Back to Bentopdf

Extract Tables

docs/tools/extract-tables.md

2.7.02.1 KB
Original Source

Extract Tables

Detects all tables in a PDF and lets you export them in your choice of format: CSV, JSON, or Markdown. Each table is extracted individually with page and position metadata. Powered by PyMuPDF's table detection engine.

How It Works

  1. Upload a PDF by clicking the drop zone or dragging a file onto it.
  2. Select your preferred export format -- CSV, JSON, or Markdown.
  3. Click Extract to start processing.
  4. If one table is found, it downloads as a single file.
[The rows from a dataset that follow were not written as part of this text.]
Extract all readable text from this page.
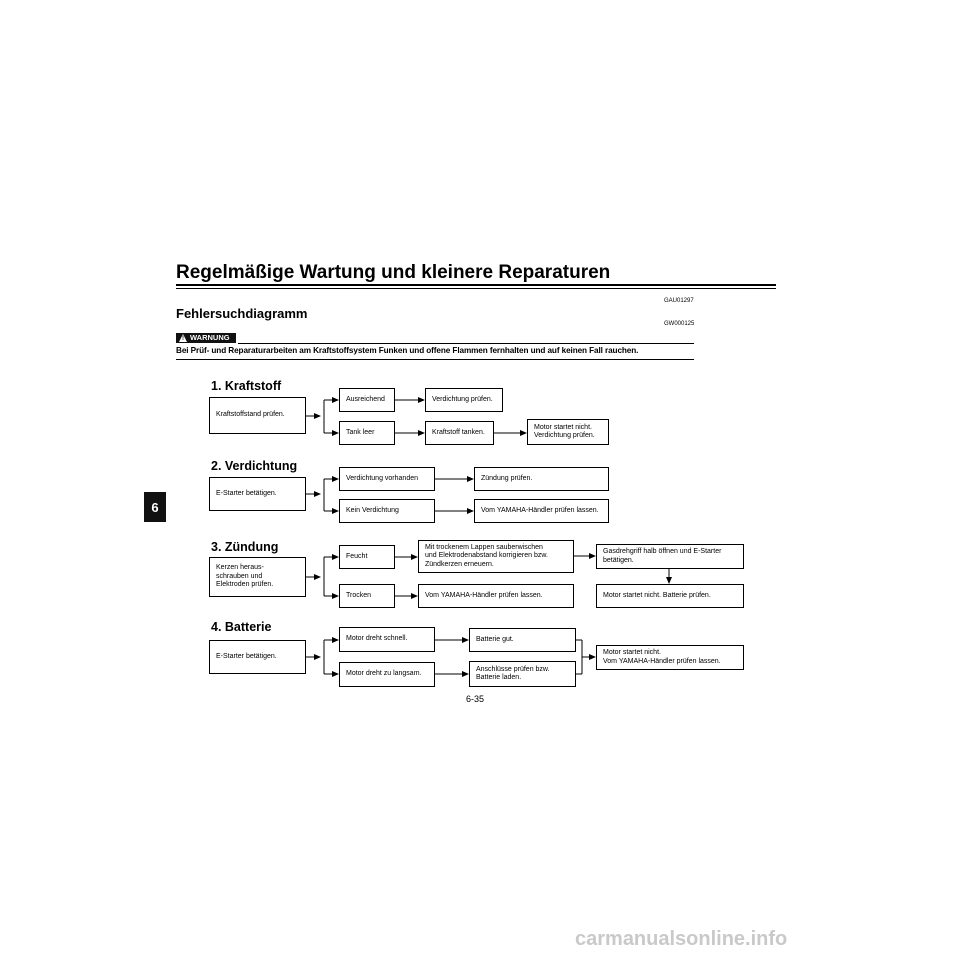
Regelmäßige Wartung und kleinere Reparaturen
GAU01297
Fehlersuchdiagramm
GW000125
WARNUNG
!
Bei Prüf- und Reparaturarbeiten am Kraftstoffsystem Funken und offene Flammen fernhalten und auf keinen Fall rauchen.
6
1. Kraftstoff
Kraftstoffstand prüfen.
Ausreichend	Verdichtung prüfen.
Tank leer	Kraftstoff tanken.
Motor startet nicht.
Verdichtung prüfen.
2. Verdichtung
E-Starter betätigen.
Verdichtung vorhanden	Zündung prüfen.
Kein Verdichtung	Vom YAMAHA-Händler prüfen lassen.
3. Zündung
Kerzen heraus-
schrauben und
Elektroden prüfen.
Feucht
Mit trockenem Lappen sauberwischen
und Elektrodenabstand korrigieren bzw.
Zündkerzen erneuern.
Gasdrehgriff halb öffnen und E-Starter
betätigen.
Trocken	Vom YAMAHA-Händler prüfen lassen.	Motor startet nicht. Batterie prüfen.
4. Batterie
E-Starter betätigen.
Motor dreht schnell.	Batterie gut.
Motor dreht zu langsam.
Anschlüsse prüfen bzw.
Batterie laden.
Motor startet nicht.
Vom YAMAHA-Händler prüfen lassen.
6-35
carmanualsonline.info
Multiple tables produce a ZIP archive with one file per table.

Options

  • Export Format -- choose between:
    • CSV -- comma-separated values with proper quoting for fields containing commas, quotes, or newlines. Suitable for spreadsheets and databases.
    • JSON -- array-of-arrays structure, pretty-printed with 2-space indentation. Suitable for programmatic consumption.
    • Markdown -- pipe-delimited table format rendered by PyMuPDF. Suitable for documentation and README files.

Output Format

  • Single table: filename_table.csv (or .json / .md)
  • Multiple tables: filename_tables.zip containing files named table_1_page3.csv, table_2_page5.csv, etc.

Use Cases

  • Extracting specific tables from lengthy PDF reports without pulling the entire document's data.
  • Getting tables in Markdown format for pasting directly into GitHub issues, wikis, or documentation.
  • Pulling structured JSON data from PDF tables for API integrations or scripts.
  • Comparing tables across different PDF versions by exporting both to CSV and diffing.

Tips

  • This tool gives you per-table control. If you just want all tables dumped into a single CSV, use PDF to CSV. For a full Excel workbook, use PDF to Excel.
  • Tables that span multiple pages may be detected as separate tables per page. You may need to concatenate them manually.
  • If no tables are detected, the PDF might be a scanned image. Run it through OCR first to add a text layer.